What You Should Know About Garlic Tablets
There is growing evidence that garlic supplementation may be beneficial for heart health. However, more research is needed for confirmation. Taking a daily garlic tablet appears to be safe for most people. Possible side effects include nausea, heartburn, diarrhea or garlic breath or odor. However, there are garlic supplements available that are odor-free. Because it changes the way platelets function, bleeding can be a side effect for people on blood thinning medications. Don't take a garlic tablet if you have a history of bleeding from the digestive tract or if you take blood thinners. Garlic tablets can also interact with other supplements like fish oil and increase the risk for bleeding. Because garlic supplements aren't appropriate if you have some medical conditions or take certain medications, see your doctor before taking one. When choosing a garlic supplement look for one that's enteric-coated. This type of coating helps protect the active ingredients against breakdown by stomach acid.

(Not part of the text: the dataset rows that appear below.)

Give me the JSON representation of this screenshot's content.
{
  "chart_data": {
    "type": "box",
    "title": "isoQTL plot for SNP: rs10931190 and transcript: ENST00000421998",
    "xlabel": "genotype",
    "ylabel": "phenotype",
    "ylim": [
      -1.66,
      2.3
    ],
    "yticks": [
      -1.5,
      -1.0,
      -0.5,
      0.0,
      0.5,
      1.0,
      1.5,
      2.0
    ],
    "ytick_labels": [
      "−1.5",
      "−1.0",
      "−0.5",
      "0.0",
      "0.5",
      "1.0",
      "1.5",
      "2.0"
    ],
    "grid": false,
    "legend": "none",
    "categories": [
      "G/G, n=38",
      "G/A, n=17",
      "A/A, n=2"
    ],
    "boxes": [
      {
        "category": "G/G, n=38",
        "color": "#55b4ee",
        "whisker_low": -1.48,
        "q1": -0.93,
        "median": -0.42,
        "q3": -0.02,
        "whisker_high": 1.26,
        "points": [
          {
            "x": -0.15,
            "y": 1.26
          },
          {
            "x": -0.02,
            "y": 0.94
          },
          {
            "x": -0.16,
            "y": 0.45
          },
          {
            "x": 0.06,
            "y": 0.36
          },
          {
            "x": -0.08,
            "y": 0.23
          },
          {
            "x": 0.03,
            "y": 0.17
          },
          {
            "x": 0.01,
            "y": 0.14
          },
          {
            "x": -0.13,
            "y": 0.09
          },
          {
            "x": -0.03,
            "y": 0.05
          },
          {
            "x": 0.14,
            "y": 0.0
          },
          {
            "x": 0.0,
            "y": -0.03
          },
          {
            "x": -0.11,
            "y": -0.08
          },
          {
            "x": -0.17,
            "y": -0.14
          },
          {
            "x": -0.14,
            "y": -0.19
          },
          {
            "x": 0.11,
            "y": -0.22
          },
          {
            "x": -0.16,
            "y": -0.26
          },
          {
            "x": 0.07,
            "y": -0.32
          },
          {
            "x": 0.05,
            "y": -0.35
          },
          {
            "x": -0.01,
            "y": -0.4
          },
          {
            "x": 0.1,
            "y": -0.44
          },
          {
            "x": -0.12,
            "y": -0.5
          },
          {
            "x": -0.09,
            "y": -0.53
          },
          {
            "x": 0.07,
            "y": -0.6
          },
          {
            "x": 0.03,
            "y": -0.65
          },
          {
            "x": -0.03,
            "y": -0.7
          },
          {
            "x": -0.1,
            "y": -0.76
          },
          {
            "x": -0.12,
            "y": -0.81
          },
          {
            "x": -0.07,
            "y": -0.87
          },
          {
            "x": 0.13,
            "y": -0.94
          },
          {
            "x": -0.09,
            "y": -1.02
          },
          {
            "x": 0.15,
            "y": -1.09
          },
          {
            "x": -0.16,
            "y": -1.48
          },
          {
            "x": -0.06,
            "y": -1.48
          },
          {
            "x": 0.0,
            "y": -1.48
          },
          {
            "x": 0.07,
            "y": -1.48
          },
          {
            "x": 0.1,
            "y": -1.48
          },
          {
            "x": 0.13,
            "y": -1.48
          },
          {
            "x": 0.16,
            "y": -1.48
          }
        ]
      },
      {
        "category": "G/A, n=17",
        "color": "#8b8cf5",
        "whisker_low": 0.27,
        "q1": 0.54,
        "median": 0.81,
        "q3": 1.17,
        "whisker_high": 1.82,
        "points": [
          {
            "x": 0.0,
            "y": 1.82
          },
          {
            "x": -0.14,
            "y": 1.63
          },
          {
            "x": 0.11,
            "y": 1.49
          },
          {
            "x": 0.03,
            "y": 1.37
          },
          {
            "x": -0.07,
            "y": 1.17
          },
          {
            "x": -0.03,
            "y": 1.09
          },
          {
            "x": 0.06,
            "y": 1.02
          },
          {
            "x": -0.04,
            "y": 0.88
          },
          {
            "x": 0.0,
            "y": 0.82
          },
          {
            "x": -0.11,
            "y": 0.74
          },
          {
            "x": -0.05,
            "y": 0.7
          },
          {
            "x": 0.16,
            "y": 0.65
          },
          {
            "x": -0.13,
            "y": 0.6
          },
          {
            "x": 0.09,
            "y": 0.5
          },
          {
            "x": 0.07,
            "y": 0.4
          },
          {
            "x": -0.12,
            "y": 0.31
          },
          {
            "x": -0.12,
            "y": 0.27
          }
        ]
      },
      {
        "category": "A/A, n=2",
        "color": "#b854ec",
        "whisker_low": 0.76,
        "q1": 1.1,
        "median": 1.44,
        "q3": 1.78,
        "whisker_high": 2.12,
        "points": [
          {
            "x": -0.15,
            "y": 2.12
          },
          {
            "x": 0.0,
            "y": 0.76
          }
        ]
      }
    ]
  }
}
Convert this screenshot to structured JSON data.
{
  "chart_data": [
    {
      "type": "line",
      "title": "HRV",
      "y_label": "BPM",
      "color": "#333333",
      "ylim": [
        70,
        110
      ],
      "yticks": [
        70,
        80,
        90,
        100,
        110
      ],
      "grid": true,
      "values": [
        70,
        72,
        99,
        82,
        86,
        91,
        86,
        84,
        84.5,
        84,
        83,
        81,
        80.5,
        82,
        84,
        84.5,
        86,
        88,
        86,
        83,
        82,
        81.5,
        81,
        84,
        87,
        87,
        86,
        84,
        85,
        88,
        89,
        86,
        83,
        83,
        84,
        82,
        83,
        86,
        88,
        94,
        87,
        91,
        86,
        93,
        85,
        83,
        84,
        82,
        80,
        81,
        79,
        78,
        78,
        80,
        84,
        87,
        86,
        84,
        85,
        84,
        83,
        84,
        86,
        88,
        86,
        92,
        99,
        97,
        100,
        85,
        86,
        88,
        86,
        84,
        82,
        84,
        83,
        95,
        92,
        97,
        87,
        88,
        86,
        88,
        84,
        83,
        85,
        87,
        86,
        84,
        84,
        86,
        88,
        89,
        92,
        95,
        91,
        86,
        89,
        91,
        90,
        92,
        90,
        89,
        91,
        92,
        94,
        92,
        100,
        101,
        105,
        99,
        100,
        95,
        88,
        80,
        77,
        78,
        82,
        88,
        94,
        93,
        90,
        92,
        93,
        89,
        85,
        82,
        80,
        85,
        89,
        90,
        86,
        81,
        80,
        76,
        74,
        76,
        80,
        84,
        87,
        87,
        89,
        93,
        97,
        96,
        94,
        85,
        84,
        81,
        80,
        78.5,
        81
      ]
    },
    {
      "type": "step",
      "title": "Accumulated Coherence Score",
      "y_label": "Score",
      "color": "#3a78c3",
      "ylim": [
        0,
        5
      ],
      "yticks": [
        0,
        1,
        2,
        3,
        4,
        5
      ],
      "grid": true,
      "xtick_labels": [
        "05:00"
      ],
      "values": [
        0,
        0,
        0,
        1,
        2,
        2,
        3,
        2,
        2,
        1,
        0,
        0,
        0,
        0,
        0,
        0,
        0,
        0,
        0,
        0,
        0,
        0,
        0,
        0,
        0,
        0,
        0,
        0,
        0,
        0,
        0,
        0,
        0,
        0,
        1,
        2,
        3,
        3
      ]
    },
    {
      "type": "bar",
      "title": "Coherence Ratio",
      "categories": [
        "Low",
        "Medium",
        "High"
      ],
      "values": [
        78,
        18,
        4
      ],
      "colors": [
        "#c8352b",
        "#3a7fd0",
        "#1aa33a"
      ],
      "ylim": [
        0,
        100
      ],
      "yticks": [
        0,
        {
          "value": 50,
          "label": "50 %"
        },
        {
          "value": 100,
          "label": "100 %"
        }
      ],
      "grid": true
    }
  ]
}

This summary is intended for general informational purposes only, and should not be interpreted as specific medical advice. The U.S. Food and Drug Administration does not strictly regulate herbs and supplements. There is no guarantee of purity, strength, or safety of the products. As a result, effects may vary. You should read product labels. In addition, if you are taking medications, herbs, or other supplements you should consult with a qualified healthcare provider before taking a supplement as supplements may interact with other medications, herbs, and nutritional products. If you have a medical condition, including if you are pregnant or nursing, you should speak to your physician before taking a supplement. Consult a healthcare provider if you experience side effects.